The labor data also point to subtler shifts inside firms. With total employment constrained and average earnings rising, workforce composition is likely to change. Firms appear to be prioritizing experienced and supervisory staff while limiting growth at lower-cost levels. That approach helps manage risk and maintain service quality, but it also raises average labor costs.

At the same time, average hours worked have edged lower, suggesting that firms are spreading work across existing teams rather than extending hours or adding staff. While that may help mitigate burnout in the short term, it further concentrates costs among a smaller workforce.

These dynamics reinforce a broader trend: growth in accounting firms is becoming less about adding people and more about managing pricing, utilization, and mix.

The outlook for 2026

As firms enter 2026, the combined pricing and labor data point to an industry operating under tighter constraints. Pricing power has returned after a weak start to 2025, and firms have largely preserved historically high fee levels. That offers some relief after months of soft pricing. But wage pressures remain entrenched, and hiring has not resumed meaningfully.

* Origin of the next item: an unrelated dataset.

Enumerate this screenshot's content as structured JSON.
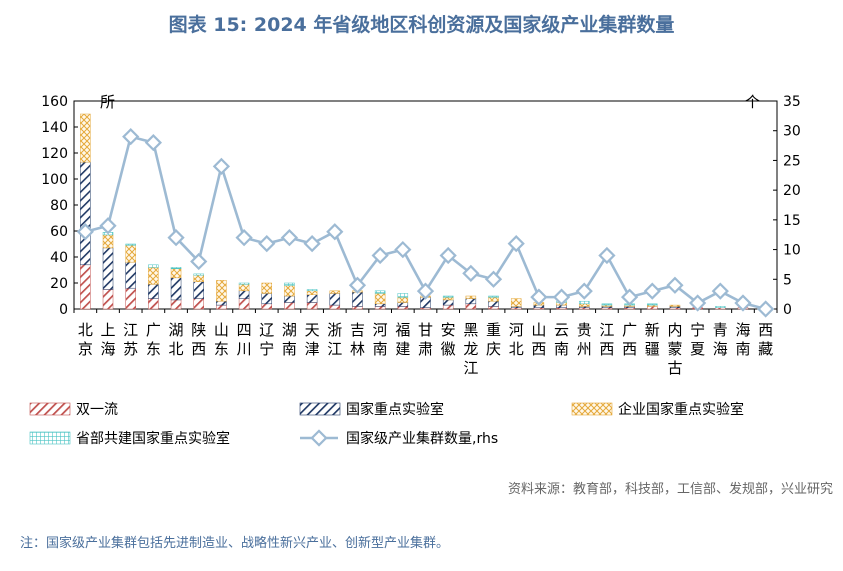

The data suggest that firms are navigating a narrow path by raising prices where they can, retaining senior talent, and limiting headcount growth to protect margins. Whether that balance can be sustained will depend on the client’s tolerance for higher fees and the firm’s ability to extract productivity gains without overburdening staff.

For now, the latest data show an industry that has stabilized pricing but not solved its labor problem. Prices are rising again, but the economics of growth remain constrained—setting the tone for another year of careful trade-offs in CPA firm management.